SOMP: Scalable Gradient Inversion for Large Language Models via Subspace-Guided Orthogonal Matching Pursuit

TL;DR

SOMP introduces a scalable gradient inversion method that exploits geometric structures in transformer gradients to effectively reconstruct private training text from shared gradients, even at large batch sizes.

Contribution

The paper proposes SOMP, a novel sparse signal recovery framework that leverages head-wise geometric structure and sample sparsity to improve text reconstruction from aggregated gradients in large language models.

Findings

Outperforms prior methods in various LLMs and languages.

Achieves higher fidelity in long sequence reconstructions at large batch sizes.

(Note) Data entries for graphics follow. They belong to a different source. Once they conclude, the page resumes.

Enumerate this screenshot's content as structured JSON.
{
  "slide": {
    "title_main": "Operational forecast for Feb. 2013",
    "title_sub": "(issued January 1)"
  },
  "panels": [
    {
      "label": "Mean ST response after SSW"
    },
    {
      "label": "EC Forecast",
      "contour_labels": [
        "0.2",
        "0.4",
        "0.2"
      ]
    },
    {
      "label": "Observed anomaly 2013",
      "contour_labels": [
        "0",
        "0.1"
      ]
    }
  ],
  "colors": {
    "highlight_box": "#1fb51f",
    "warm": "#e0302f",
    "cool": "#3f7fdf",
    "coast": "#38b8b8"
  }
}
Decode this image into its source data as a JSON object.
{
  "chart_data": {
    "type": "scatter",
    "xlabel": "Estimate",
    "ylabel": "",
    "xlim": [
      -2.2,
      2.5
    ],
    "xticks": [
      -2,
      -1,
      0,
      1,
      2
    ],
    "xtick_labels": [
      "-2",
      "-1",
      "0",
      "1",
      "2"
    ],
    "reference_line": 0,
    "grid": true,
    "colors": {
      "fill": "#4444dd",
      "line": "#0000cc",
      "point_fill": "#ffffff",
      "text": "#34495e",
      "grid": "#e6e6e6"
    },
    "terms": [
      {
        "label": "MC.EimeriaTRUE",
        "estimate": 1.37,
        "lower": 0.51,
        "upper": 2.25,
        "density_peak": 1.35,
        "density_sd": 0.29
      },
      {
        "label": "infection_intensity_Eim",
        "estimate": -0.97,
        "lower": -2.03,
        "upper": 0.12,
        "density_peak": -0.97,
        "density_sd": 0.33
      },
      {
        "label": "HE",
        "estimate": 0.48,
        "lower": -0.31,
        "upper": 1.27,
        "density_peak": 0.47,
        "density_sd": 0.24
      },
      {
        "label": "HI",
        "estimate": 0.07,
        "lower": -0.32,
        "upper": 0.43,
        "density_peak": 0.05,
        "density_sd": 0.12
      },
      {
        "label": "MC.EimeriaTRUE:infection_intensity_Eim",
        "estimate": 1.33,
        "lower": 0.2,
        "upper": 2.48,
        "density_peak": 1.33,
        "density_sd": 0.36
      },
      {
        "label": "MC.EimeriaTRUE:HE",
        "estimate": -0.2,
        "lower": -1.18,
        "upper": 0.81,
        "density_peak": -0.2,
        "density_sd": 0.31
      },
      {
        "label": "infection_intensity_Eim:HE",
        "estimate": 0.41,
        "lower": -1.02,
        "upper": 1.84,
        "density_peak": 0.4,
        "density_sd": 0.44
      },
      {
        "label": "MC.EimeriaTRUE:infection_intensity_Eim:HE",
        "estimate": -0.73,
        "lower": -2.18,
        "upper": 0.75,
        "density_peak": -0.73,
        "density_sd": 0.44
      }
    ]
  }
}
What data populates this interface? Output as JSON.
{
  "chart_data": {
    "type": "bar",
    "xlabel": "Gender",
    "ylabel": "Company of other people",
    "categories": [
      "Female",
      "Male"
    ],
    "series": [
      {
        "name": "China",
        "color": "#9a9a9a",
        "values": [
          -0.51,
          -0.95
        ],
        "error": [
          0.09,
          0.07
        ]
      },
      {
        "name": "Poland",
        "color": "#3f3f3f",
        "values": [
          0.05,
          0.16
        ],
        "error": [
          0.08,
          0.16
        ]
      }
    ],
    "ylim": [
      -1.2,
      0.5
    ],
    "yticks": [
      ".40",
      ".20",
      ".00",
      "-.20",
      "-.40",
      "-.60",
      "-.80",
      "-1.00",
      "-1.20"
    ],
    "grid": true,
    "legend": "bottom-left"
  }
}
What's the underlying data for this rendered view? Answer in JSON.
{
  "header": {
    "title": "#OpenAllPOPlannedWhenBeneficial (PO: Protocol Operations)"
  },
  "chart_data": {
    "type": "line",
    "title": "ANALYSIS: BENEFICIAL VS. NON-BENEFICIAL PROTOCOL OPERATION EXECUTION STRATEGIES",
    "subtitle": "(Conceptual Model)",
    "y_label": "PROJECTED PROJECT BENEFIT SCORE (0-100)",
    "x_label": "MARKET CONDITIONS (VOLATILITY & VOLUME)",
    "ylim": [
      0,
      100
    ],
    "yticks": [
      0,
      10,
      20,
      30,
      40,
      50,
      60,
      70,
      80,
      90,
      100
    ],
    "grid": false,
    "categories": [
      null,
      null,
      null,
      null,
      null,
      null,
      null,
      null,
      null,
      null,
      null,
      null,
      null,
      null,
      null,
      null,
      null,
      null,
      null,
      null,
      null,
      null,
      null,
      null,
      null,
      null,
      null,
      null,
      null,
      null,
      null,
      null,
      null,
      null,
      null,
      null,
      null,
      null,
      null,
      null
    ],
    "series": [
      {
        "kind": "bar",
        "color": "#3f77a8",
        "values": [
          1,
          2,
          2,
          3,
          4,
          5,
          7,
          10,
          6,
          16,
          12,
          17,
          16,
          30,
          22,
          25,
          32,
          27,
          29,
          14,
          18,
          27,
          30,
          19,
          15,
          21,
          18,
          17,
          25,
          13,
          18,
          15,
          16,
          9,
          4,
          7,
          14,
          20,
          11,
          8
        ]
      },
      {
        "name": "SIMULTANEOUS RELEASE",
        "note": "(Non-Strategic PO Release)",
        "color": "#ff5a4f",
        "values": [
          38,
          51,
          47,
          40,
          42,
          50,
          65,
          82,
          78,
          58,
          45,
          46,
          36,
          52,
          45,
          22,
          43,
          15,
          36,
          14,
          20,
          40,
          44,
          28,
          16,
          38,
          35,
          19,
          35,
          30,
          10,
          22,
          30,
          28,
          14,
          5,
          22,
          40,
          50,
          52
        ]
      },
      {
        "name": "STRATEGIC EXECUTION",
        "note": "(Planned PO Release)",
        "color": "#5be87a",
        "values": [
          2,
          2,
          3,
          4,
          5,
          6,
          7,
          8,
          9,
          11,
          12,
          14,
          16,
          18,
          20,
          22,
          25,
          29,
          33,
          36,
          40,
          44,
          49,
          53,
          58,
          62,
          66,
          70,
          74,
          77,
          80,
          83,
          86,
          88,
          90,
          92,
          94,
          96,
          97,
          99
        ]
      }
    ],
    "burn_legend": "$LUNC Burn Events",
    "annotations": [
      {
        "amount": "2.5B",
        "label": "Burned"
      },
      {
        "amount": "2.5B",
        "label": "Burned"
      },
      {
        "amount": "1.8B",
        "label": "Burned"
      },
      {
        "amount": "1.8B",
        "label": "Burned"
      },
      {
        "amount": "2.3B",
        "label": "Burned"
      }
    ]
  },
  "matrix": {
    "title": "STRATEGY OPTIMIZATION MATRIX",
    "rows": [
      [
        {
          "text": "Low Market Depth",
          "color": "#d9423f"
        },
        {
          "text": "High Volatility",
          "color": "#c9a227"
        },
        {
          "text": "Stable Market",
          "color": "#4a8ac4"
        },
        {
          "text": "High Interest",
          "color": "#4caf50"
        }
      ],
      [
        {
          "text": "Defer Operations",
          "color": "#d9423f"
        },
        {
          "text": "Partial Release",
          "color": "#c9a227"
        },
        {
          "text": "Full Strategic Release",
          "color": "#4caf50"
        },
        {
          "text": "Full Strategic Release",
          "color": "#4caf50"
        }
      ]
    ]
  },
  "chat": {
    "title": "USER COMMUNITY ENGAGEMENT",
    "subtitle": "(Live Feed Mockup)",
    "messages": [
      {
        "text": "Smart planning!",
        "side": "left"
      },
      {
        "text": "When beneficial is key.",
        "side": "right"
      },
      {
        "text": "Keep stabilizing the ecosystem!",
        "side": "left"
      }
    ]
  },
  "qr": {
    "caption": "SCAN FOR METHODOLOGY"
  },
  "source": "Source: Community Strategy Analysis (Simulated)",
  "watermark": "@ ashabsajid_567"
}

Reveals persistent privacy risks even under extreme gradient aggregation.

Abstract

Gradient inversion attacks reveal that private training text can be reconstructed from shared gradients, posing a privacy risk to large language models (LLMs). While prior methods perform well in small-batch settings, scaling to larger batch sizes and longer sequences remains challenging due to severe signal mixing, high computational cost, and degraded fidelity. We present SOMP (Subspace-Guided Orthogonal Matching Pursuit), a scalable gradient inversion framework that casts text recovery from aggregated gradients as a sparse signal recovery problem. Our key insight is that aggregated transformer gradients retain exploitable head-wise geometric structure together with sample-level sparsity. SOMP leverages these properties to progressively narrow the search space and disentangle mixed signals without exhaustive search. Experiments across multiple LLM families, model scales, and five languages show that SOMP consistently outperforms prior methods in the aggregated-gradient regime.For long sequences at batch size B=16, SOMP achieves substantially higher reconstruction fidelity than strong baselines, while remaining computationally competitive. Even under extreme aggregation (up to B=128), SOMP still recovers meaningful text, suggesting that privacy leakage can persist in regimes where prior attacks become much less effective.